The Court of Appeals agreed with the District Court's holding and sided with the defendant. The court found that the plaintiff had not identified a public service, program, or activity from which she was excluded or denied a benefit. After reviewing the Title II regulations, the Court concluded there is a distinction between services, programs, or activities and the facilities in which they are administered. In other words, the Court held that the plaintiff's claim was barred by Eleventh Amendment sovereign immunity because facility accessibility is not, standing alone, a cognizable claim under Title II's private right of action; rather, the inquiry is tied to whether that facility's inaccessibility interferes with access to public services, programs, or activities.

Title III

Places of public accommodation cannot have eligibility criteria that tend to screen out people with disabilities. In Koester v. Young Men's Christian Association of Greater St. Louis, the plaintiff sought to enroll her son, N.K., into the defendant's summer camp program. N.K. has Down syndrome and Autism, and the YMCA requires that applicants submit an Individualized Education Program (IEP) for summer camp participation. The plaintiff objected to providing the IEP because she believed the document was highly personal and confidential. Instead she offered to engage in an interactive process by sitting down to discuss what accommodations would be reasonable for N.K.

The Court ruled in the defendant's favor and granted the motion for summary judgment. The Court reasoned that the YMCA's policy was not in place to screen out individuals with disabilities but to seek information to best accommodate them so they can participate safely in camp activities. What's more, the Court found the plaintiff's offer to engage in a discussion of N.K.'s needs with the defendant would have been insufficient, since her testimony about her son's needs contradicted other witnesses' testimony and medical information.

Private transportation providers have a duty to reasonably accommodate passengers. In Johnson v. Napa Valley Wine Train, the plaintiffs alleged violations under Title III of the ADA, when the plaintiffs' book club took a trip on the defendants' Wine Train. The defendants moved to dismiss, arguing that the plaintiffs never requested any reasonable modifications. The Court disagreed with the defendants, noting that the plaintiffs informed the reservation agent that some members of the book club had physical disabilities; and the agent guaranteed they would be accommodated. However, when the plaintiffs arrived to board the train, no attendants were available to assist them. Furthermore, upon exiting the train, the Neals were forced to march through all the other six train cars, were given no assistance by Wine Train staff in the process, and were instead told "to hurry up" even though they had physical disabilities and experienced physical difficulty walking through the train.

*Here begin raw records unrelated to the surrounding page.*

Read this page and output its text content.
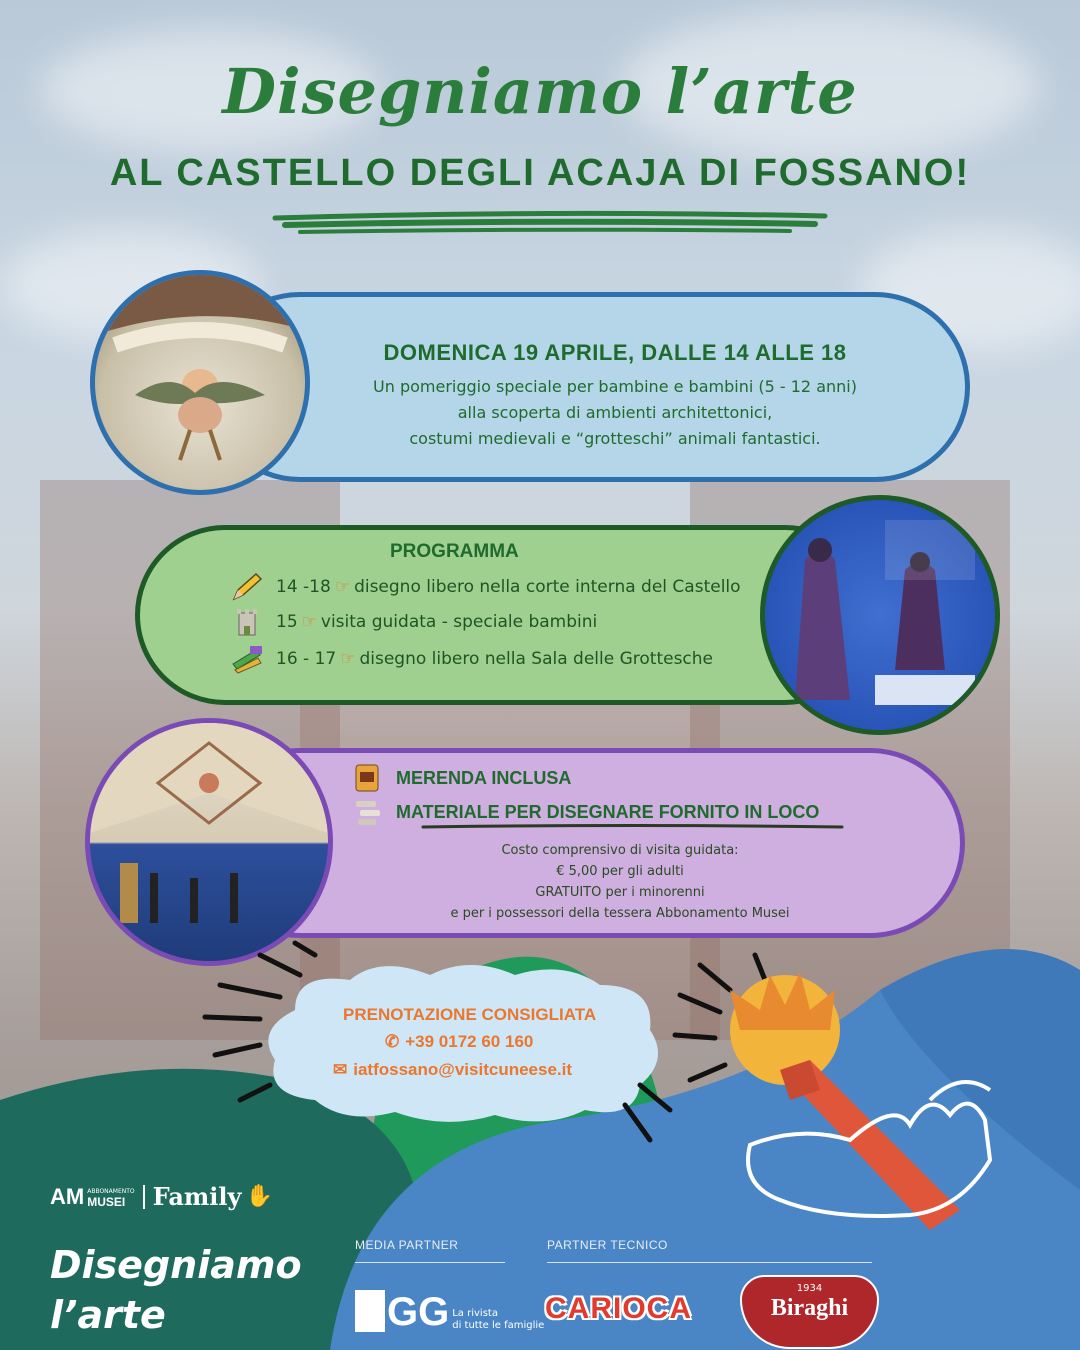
Disegniamo l’arte
AL CASTELLO DEGLI ACAJA DI FOSSANO!
DOMENICA 19 APRILE, DALLE 14 ALLE 18
Un pomeriggio speciale per bambine e bambini (5 - 12 anni)
alla scoperta di ambienti architettonici,
costumi medievali e “grotteschi” animali fantastici.
PROGRAMMA
14 -18 ☞ disegno libero nella corte interna del Castello
15 ☞ visita guidata - speciale bambini
16 - 17 ☞ disegno libero nella Sala delle Grottesche
MERENDA INCLUSA
MATERIALE PER DISEGNARE FORNITO IN LOCO
Costo comprensivo di visita guidata:
€ 5,00 per gli adulti
GRATUITO per i minorenni
e per i possessori della tessera Abbonamento Musei
PRENOTAZIONE CONSIGLIATA
✆ +39 0172 60 160
✉ iatfossano@visitcuneese.it
AM ABBONAMENTO
MUSEI	Family ✋
Disegniamo
l’arte
MEDIA PARTNER	PARTNER TECNICO
GG La rivista
di tutte le famiglie
CARIOCA
1934
Biraghi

In suits concerning facility access, a plaintiff does not have to necessarily live in close proximity to the premises. Proximity to the premises is one of several factors that go to the likelihood that the plaintiff will return to the place of public accommodation. For example, in Adams v. Rooms 4U, the plaintiff alleged the defendant's hotel had a number of architectural barriers including: lack of accessible rooms, lack of accessible parking, lack of an accessible route or entrance to the pool area, lack of accessible ramps to utilize the sidewalk, excessive slopes in the parking area, and lack of an accessible entrance into the office area. The defendant argued the plaintiff could not satisfy the standing requirement of injury-in-fact because the plaintiff had not established a likelihood of future injury; since she lives in another state.

The Court ruled in the plaintiff's favor. The Court held that the plaintiff's affidavit which stated that she visited her family a few times a year and was planning to stay at the defendant's hotel; was sufficient to deny the defendant's motion to dismiss.